Friday, February 12, 2010

We haven’t got a prayer

From the latest issue of Bob Park’s “What’s New”:

Prayer: California Supreme Court rejects superstition:

Bruce Flamm, obstratician and skeptic, fought a millionaire fertility/prayer clinic operator through the California court system and won. The case involved the notorious "Columbia prayer study," in which it
was claimed that prayer increased the success rate of fertility treatments.

Flamm demanded the study be withdrawn. Qwang Cha, the millionaire clinic operator, lost at every level but kept appealing the judgment in the belief that Flamm must inevitably fold.

Bruce Flamm doesn’t fold.

Last week the California Supreme Court refused to consider the Appeals Court decision against Cha.

The boat is sinking faster than we are bailing:

A Special Section of Science magazine this week is devoted to the problem of feeding "an expected population of 9 billion in 2050."

Expected by whom? In the last 40 years, the population [of the planet] has doubled. If it doubles again in then ext 40 the population would be closer to 14 billion. In the entire issue of Science, I did not see a single mention of population control.

In 1798, the Rev. Robert Thomas Malthus, British scholar and clergyman, observed that animals typically produce far more offspring than are required for replacement. This helps to ensure survival of the species, as Darwin noted 50 years later citing Malthus. To avoid excessive population, Malthus
urged "restraint," but the reproductive instinct is far more powerful than Malthusian logic.

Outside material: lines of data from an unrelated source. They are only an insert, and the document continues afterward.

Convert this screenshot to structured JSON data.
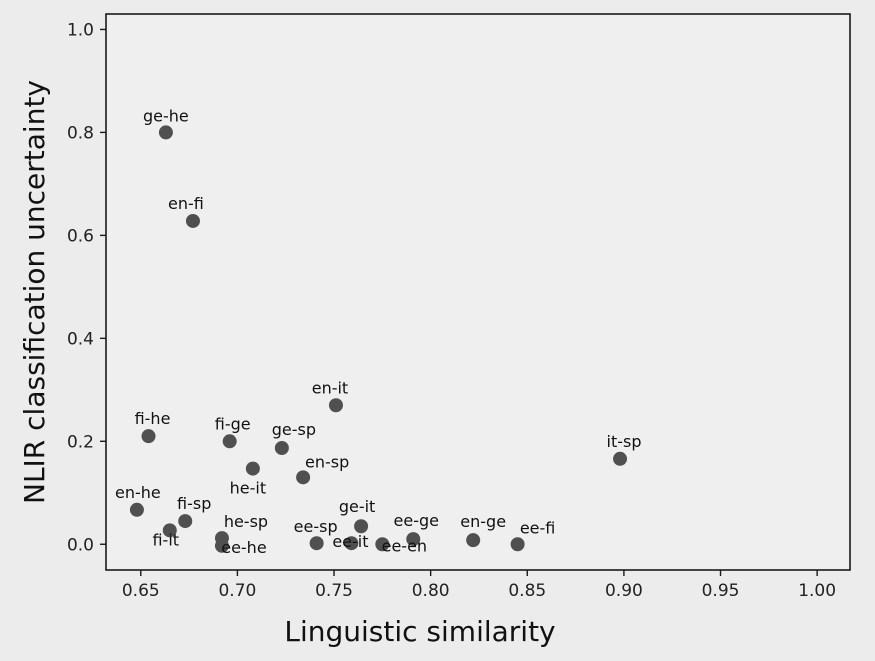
{
  "chart_data": {
    "type": "scatter",
    "title": "",
    "xlabel": "Linguistic similarity",
    "ylabel": "NLIR classification uncertainty",
    "xlim": [
      0.632,
      1.017
    ],
    "ylim": [
      -0.05,
      1.03
    ],
    "xticks": [
      0.65,
      0.7,
      0.75,
      0.8,
      0.85,
      0.9,
      0.95,
      1.0
    ],
    "xtick_labels": [
      "0.65",
      "0.70",
      "0.75",
      "0.80",
      "0.85",
      "0.90",
      "0.95",
      "1.00"
    ],
    "yticks": [
      0.0,
      0.2,
      0.4,
      0.6,
      0.8,
      1.0
    ],
    "ytick_labels": [
      "0.0",
      "0.2",
      "0.4",
      "0.6",
      "0.8",
      "1.0"
    ],
    "grid": false,
    "marker_color": "#505050",
    "points": [
      {
        "label": "ge-he",
        "x": 0.663,
        "y": 0.8
      },
      {
        "label": "en-fi",
        "x": 0.677,
        "y": 0.628
      },
      {
        "label": "en-it",
        "x": 0.751,
        "y": 0.27
      },
      {
        "label": "fi-he",
        "x": 0.654,
        "y": 0.21
      },
      {
        "label": "fi-ge",
        "x": 0.696,
        "y": 0.2
      },
      {
        "label": "ge-sp",
        "x": 0.723,
        "y": 0.187
      },
      {
        "label": "he-it",
        "x": 0.708,
        "y": 0.147
      },
      {
        "label": "en-sp",
        "x": 0.734,
        "y": 0.13
      },
      {
        "label": "it-sp",
        "x": 0.898,
        "y": 0.166
      },
      {
        "label": "en-he",
        "x": 0.648,
        "y": 0.067
      },
      {
        "label": "fi-sp",
        "x": 0.673,
        "y": 0.045
      },
      {
        "label": "fi-it",
        "x": 0.665,
        "y": 0.027
      },
      {
        "label": "he-sp",
        "x": 0.692,
        "y": 0.012
      },
      {
        "label": "ee-he",
        "x": 0.692,
        "y": -0.003
      },
      {
        "label": "ee-sp",
        "x": 0.741,
        "y": 0.002
      },
      {
        "label": "ge-it",
        "x": 0.764,
        "y": 0.035
      },
      {
        "label": "ee-it",
        "x": 0.759,
        "y": 0.002
      },
      {
        "label": "ee-ge",
        "x": 0.791,
        "y": 0.01
      },
      {
        "label": "ee-en",
        "x": 0.775,
        "y": 0.0
      },
      {
        "label": "en-ge",
        "x": 0.822,
        "y": 0.008
      },
      {
        "label": "ee-fi",
        "x": 0.845,
        "y": 0.0
      }
    ]
  }
}
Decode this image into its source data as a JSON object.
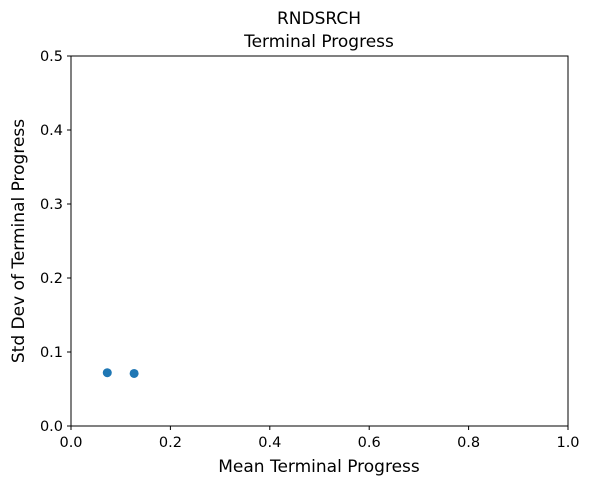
{
  "chart_data": {
    "type": "scatter",
    "title": "RNDSRCH",
    "subtitle": "Terminal Progress",
    "xlabel": "Mean Terminal Progress",
    "ylabel": "Std Dev of Terminal Progress",
    "xlim": [
      0,
      1
    ],
    "ylim": [
      0,
      0.5
    ],
    "x_ticks": [
      "0.0",
      "0.2",
      "0.4",
      "0.6",
      "0.8",
      "1.0"
    ],
    "y_ticks": [
      "0.0",
      "0.1",
      "0.2",
      "0.3",
      "0.4",
      "0.5"
    ],
    "grid": false,
    "marker_color": "#1f77b4",
    "series": [
      {
        "points": [
          {
            "x": 0.073,
            "y": 0.072
          },
          {
            "x": 0.127,
            "y": 0.071
          }
        ]
      }
    ]
  }
}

I cannot do better than to once again quote Norman Borlaug’s acceptance speech on the occasion of winning the 1970 Nobel Peace Prize for the Green Revolution. It bears repeating:
"We are dealing with two opposing forces, the scientific power of food production and the biologic power of human reproduction. Man has made amazing progress recently in his potential mastery of these two contending powers...there can be no permanent progress in the battle against hunger until the agencies that fight for increased food production and those that fight for population control unite in a common effort."
This, it is clear from the Special Section, has not yet happened.